How can a force be blind? What is the opposite of a blind force? It can only be a directed force. So is a blind force without direction? No- a particular blind force isn’t directionless.

Are the forces that modern physics concerns itself with blind? Not at all. The equations of Physics work just as well to describe the arc of a baseball or the friction between the car and its wheels, which are both directed by the pitcher and the driver. Calling the force “blind” would be a restriction of the truths of physics. If anything, the forces of classical physics are too directed. They were determined too much to an outcome. Nothing in nature has the sort of absolute determination that classical physics imagined things to have. Things more have only a probable determination.

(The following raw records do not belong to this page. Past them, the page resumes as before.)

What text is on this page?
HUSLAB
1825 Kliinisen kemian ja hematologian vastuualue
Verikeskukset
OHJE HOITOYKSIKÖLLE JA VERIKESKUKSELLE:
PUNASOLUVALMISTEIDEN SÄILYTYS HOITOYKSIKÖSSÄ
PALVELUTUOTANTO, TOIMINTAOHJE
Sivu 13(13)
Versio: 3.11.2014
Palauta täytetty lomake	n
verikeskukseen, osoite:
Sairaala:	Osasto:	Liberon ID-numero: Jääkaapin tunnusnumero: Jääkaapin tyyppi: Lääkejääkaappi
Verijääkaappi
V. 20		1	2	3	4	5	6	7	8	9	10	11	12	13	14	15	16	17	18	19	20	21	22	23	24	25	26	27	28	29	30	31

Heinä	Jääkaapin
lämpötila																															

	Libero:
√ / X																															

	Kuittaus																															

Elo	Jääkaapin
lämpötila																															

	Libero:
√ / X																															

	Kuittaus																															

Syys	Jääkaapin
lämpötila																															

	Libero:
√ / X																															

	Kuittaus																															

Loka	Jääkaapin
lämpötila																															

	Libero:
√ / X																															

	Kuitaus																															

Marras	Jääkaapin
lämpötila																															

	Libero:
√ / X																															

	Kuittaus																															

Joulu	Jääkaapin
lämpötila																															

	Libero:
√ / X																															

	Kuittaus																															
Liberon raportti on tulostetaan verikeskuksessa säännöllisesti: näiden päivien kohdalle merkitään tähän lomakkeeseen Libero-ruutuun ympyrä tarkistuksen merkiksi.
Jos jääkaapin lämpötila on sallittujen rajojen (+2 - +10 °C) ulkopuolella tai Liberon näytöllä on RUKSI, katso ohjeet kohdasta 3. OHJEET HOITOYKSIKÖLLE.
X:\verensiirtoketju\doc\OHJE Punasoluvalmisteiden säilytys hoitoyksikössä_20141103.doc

But a probable determination is neither a contradiction, nor a sheer indifference to whatever result may come. 

But if “blind” forces are superfluous to physics, where are they of some value? Does “blind” mean only that some sentient or knowing being is not directing them? Again, it is clear that we are not directing all the forces in nature- and any force we direct seems to involve some kind of art as opposed to nature- but is that to say that the direction of nature is unrelated to knowledge? The knowledge would only need to generate natures and not artifacts. This would require only that the knower that moved the being did not depend upon nature in order to know. Knowers anterior to nature need not produce artifacts by their mind, but can bring forth natures.